Javault écrit un texte très intéressant paradoxalement intitulé « Platitudes ». Il insiste notamment sur l’invention du flou pictural grâce à l’apport de la photographie (plus ou moins ratée) et sur l’apparition contemporaine de l’aérographe, d’abord utilisé pour la décoration des voitures et des motos, et sur les méthodes différentes des peintres (mise au carreau, projection, tableau retourné pour Morley, comme le Picasso cubiste). Il actualise enfin ce courant en y connectant Dan Graham et Jeff Koons, en particulier.
La répartition des artistes est très nettement américaine. Seuls quatre européens y trouvent place : Gérard Gasiorowski, Franz Gertsch, Jean-Olivier Hucleux et Gerhard Richter. Ils ne forment dans le livre qu’une sorte de parenthèse, un simple cahier d’images. Pourtant, la position de Richter semble très originale, puisqu’il est le seul à revendiquer une telle posture de fascination vis-à-vis de la photographie :
« La photo possède une abstraction qui lui est propre et qu’il est difficile de pénétrer […] La photo est l’image la plus parfaite qui existe ; elle ne change pas, elle est absolue, donc indépendante, inconditionnelle, sans style.
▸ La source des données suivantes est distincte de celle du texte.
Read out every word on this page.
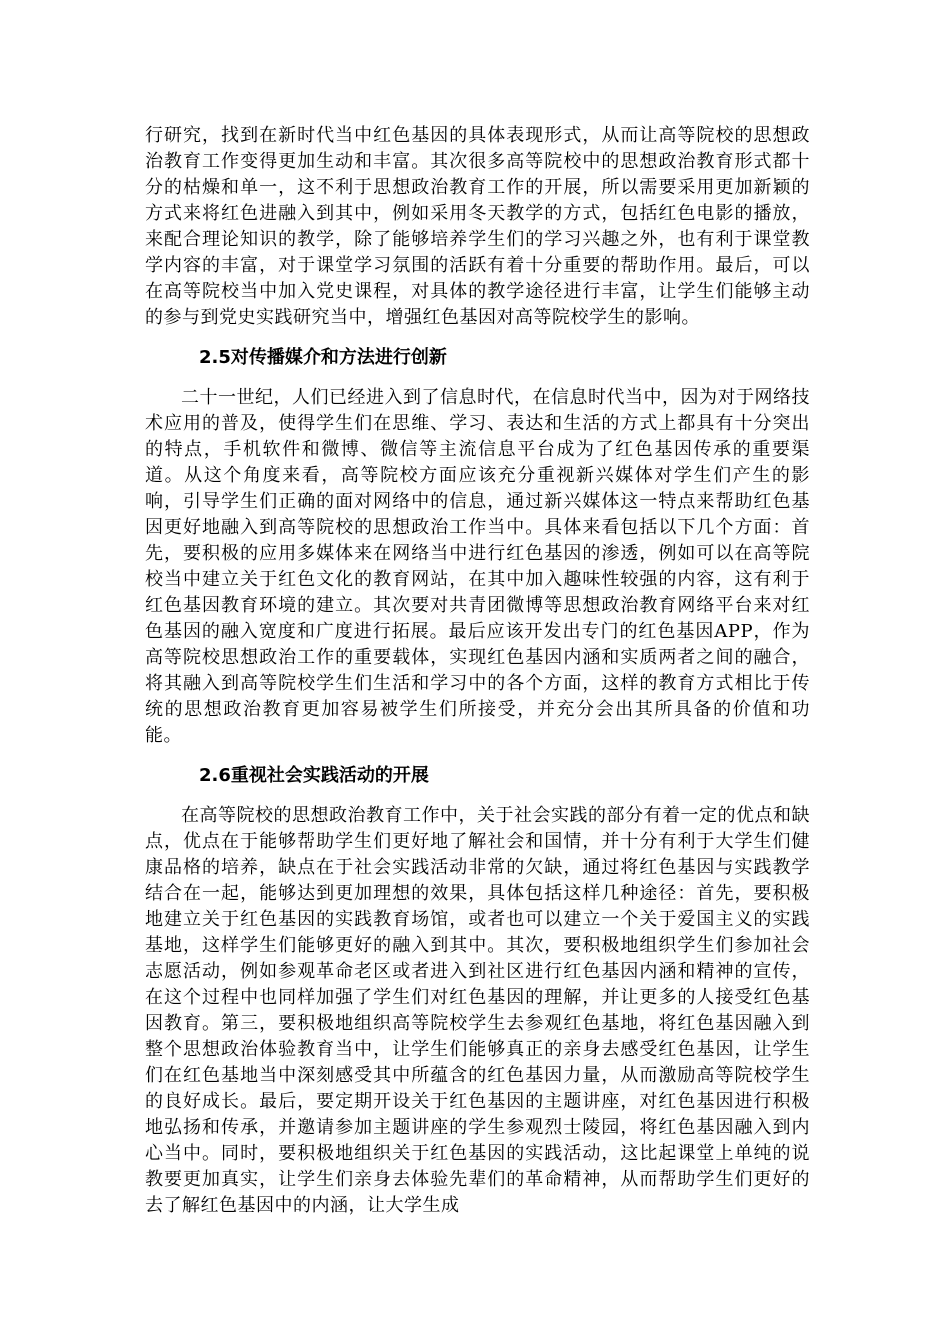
行研究，找到在新时代当中红色基因的具体表现形式，从而让高等院校的思想政治教育工作变得更加生动和丰富。其次很多高等院校中的思想政治教育形式都十分的枯燥和单一，这不利于思想政治教育工作的开展，所以需要采用更加新颖的方式来将红色进融入到其中，例如采用冬天教学的方式，包括红色电影的播放，来配合理论知识的教学，除了能够培养学生们的学习兴趣之外，也有利于课堂教学内容的丰富，对于课堂学习氛围的活跃有着十分重要的帮助作用。最后，可以在高等院校当中加入党史课程，对具体的教学途径进行丰富，让学生们能够主动的参与到党史实践研究当中，增强红色基因对高等院校学生的影响。

2.5对传播媒介和方法进行创新

二十一世纪，人们已经进入到了信息时代，在信息时代当中，因为对于网络技术应用的普及，使得学生们在思维、学习、表达和生活的方式上都具有十分突出的特点，手机软件和微博、微信等主流信息平台成为了红色基因传承的重要渠道。从这个角度来看，高等院校方面应该充分重视新兴媒体对学生们产生的影响，引导学生们正确的面对网络中的信息，通过新兴媒体这一特点来帮助红色基因更好地融入到高等院校的思想政治工作当中。具体来看包括以下几个方面：首先，要积极的应用多媒体来在网络当中进行红色基因的渗透，例如可以在高等院校当中建立关于红色文化的教育网站，在其中加入趣味性较强的内容，这有利于红色基因教育环境的建立。其次要对共青团微博等思想政治教育网络平台来对红色基因的融入宽度和广度进行拓展。最后应该开发出专门的红色基因APP，作为高等院校思想政治工作的重要载体，实现红色基因内涵和实质两者之间的融合，将其融入到高等院校学生们生活和学习中的各个方面，这样的教育方式相比于传统的思想政治教育更加容易被学生们所接受，并充分会出其所具备的价值和功能。

2.6重视社会实践活动的开展

在高等院校的思想政治教育工作中，关于社会实践的部分有着一定的优点和缺点，优点在于能够帮助学生们更好地了解社会和国情，并十分有利于大学生们健康品格的培养，缺点在于社会实践活动非常的欠缺，通过将红色基因与实践教学结合在一起，能够达到更加理想的效果，具体包括这样几种途径：首先，要积极地建立关于红色基因的实践教育场馆，或者也可以建立一个关于爱国主义的实践基地，这样学生们能够更好的融入到其中。其次，要积极地组织学生们参加社会志愿活动，例如参观革命老区或者进入到社区进行红色基因内涵和精神的宣传，在这个过程中也同样加强了学生们对红色基因的理解，并让更多的人接受红色基因教育。第三，要积极地组织高等院校学生去参观红色基地，将红色基因融入到整个思想政治体验教育当中，让学生们能够真正的亲身去感受红色基因，让学生们在红色基地当中深刻感受其中所蕴含的红色基因力量，从而激励高等院校学生的良好成长。最后，要定期开设关于红色基因的主题讲座，对红色基因进行积极地弘扬和传承，并邀请参加主题讲座的学生参观烈士陵园，将红色基因融入到内心当中。同时，要积极地组织关于红色基因的实践活动，这比起课堂上单纯的说教要更加真实，让学生们亲身去体验先辈们的革命精神，从而帮助学生们更好的去了解红色基因中的内涵，让大学生成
C’est la raison pour laquelle elle a pour moi valeur de modèle (…) Peut-être est-ce que parce que la photo me désole, parce qu’elle végète, mène une existence misérable bien qu’elle soit une image achevée, que je souhaite la mettre en évidence, la valoriser, la faire (même si ce que j’en fait est pire). » {note}1
La question de l’ « exécution » de l’image, au sens à la fois de la fidélité de sa restitution, de l’imitation de ses défauts si le cliché est raté, ou de ses qualités propres si l’image a été tramée pour être imprimée, par exemple, voire dans le sens très littéral de sa mise à mort (si on pense au morbide Warhol, par exemple), pose le fond du problème du photo-réalisme. A la fois la qualité des sources (images trouvées, imprimées, ou prises par les artistes eux-mêmes, avec des appareils jetables (des téléphones portables, aujourd’hui), des classiques 24x36, ou des chambres sophistiquées…) et précision plus ou moins laborieuse de l’exécution, les sources et les méthodes déterminent l’orthodoxie (Chuck Close) ou les déviances (Richard Artschwager, Malcom Morley) des positions des artistes.
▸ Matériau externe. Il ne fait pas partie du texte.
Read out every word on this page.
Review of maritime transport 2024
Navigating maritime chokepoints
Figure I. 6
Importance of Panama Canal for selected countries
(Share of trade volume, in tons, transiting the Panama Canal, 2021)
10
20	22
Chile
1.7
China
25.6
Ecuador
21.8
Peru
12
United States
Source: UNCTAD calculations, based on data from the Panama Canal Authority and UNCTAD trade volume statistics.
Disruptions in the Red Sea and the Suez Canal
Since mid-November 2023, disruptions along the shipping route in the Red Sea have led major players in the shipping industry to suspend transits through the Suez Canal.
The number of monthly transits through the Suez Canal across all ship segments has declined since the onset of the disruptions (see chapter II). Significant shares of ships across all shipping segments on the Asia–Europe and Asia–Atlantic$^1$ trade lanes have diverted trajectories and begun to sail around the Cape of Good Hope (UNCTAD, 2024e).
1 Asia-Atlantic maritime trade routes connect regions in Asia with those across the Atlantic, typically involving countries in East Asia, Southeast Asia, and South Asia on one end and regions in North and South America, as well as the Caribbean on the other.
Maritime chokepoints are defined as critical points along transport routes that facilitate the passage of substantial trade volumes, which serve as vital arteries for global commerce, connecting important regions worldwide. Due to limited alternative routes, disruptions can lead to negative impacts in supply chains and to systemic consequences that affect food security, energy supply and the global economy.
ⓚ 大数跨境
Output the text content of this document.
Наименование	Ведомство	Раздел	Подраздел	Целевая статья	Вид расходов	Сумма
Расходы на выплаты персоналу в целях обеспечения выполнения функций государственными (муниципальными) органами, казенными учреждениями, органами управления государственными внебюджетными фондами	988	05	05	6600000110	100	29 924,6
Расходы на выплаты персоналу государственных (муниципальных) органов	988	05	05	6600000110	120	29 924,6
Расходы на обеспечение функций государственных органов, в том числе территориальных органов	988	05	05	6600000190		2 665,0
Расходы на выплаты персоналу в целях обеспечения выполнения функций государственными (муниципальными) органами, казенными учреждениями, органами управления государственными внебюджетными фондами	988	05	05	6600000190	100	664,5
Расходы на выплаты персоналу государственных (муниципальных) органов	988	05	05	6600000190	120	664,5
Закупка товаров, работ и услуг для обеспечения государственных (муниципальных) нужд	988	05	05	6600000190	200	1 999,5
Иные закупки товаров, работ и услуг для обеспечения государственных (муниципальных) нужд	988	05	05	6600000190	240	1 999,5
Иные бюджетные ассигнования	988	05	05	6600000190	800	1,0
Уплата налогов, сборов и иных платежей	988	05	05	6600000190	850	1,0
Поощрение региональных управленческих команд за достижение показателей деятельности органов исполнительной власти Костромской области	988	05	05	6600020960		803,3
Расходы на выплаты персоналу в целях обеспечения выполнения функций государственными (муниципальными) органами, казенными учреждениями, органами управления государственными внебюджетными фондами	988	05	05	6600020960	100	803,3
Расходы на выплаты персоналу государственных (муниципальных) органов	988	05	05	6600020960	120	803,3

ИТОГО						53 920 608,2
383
Florent Contin-Roux est un peintre photo-réaliste dont on pourrait dire qu’il est un « petit-fils » de Richter. Il s’appuie la plupart du temps sur des clichés projetés pour exécuter ses peintures. Ceux en couleur ont été pris par lui, dans une quête assez « plate » du banal, de l’ordinaire. Ceux en noir et blanc sont pour la plupart des photos de famille, mais aussi d’archives, de documents historiques. Alternant par séries paysages sans qualités et plongées dans la mémoire familiale ou autre, le jeune peintre autodidacte a commencé à mettre en place depuis une dizaine d’années un vocabulaire très personnel, bien qu’encore sous influence. Il avoue volontiers sa dette à Richter, œuvre déterminante s’il en est, et est très attentif à ses suiveurs. {note}2 On sait en effet que Richter a fait école, ses « disciples » les plus connus sont Luc Tuymans, Néo Rauch, Adam Adach, Wilhelm Sasnal, qui occupent les plus hautes places de la peinture et de son marché aujourd’hui {note}3.
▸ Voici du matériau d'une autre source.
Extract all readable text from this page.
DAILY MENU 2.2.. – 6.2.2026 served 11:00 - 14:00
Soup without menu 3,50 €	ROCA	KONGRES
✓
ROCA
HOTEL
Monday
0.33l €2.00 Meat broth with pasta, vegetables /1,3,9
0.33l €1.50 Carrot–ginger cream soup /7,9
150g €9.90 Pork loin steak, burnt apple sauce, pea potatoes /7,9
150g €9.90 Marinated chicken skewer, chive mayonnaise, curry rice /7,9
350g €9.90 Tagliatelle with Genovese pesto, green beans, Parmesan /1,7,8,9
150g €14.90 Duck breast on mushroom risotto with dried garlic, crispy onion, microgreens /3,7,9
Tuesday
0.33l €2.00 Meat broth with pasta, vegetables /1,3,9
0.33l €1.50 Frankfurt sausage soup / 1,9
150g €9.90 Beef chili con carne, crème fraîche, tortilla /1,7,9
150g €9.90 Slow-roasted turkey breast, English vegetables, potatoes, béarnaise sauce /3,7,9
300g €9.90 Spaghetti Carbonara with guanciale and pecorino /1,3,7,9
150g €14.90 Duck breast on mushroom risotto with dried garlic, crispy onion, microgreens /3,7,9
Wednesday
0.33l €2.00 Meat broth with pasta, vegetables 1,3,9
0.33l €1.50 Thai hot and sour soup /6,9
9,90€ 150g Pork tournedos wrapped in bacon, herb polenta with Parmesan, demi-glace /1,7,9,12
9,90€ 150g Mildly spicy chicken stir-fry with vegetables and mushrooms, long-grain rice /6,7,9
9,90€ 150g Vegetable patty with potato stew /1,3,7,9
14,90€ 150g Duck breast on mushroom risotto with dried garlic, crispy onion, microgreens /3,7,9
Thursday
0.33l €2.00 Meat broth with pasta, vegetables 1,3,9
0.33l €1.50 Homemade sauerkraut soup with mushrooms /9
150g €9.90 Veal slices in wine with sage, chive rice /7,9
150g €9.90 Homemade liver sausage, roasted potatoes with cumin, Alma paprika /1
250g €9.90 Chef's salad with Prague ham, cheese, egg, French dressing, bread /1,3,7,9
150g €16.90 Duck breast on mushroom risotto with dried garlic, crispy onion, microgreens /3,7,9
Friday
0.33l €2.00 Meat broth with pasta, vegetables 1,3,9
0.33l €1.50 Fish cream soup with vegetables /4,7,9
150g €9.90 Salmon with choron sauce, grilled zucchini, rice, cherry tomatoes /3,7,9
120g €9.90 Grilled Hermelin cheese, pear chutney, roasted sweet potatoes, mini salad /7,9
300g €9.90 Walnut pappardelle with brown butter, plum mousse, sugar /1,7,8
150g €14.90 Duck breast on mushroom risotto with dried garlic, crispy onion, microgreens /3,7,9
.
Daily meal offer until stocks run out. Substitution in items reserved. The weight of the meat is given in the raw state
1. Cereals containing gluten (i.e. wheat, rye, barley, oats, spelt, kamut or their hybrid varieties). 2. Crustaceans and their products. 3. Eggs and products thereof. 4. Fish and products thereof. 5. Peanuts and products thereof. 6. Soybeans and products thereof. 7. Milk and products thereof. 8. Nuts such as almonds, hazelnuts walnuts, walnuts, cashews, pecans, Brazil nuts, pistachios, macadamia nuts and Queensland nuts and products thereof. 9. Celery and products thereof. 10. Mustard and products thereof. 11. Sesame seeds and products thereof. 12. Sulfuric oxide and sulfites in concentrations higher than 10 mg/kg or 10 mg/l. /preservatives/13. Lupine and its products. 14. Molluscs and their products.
La position de Contin-Roux est beaucoup plus modeste, par le temps qu’il consacre à son art (son métier de coiffeur l’occupe à plein temps), et aussi par l’envergure de ses sujets. Les photos banales de paysages et de scènes de loisir (camping, salon de jardin), les photos familiales anciennes qu’il exorcise en les exhumant ne visent pas du tout le positionnement anthropologique d’un Richter et de son Atlas. {note}4
Pour Florent Contin-Roux, les images sont plus simplement extraites de l’album de famille, ou de revues, de livres, etc. ou prises par lui à la manière d’un touriste un peu désabusé, façon carte postale, voire sur internet, à l’opposé de la photo d’art. Leur traitement oscille entre flou et image générique, tentations expressionnistes et informelles.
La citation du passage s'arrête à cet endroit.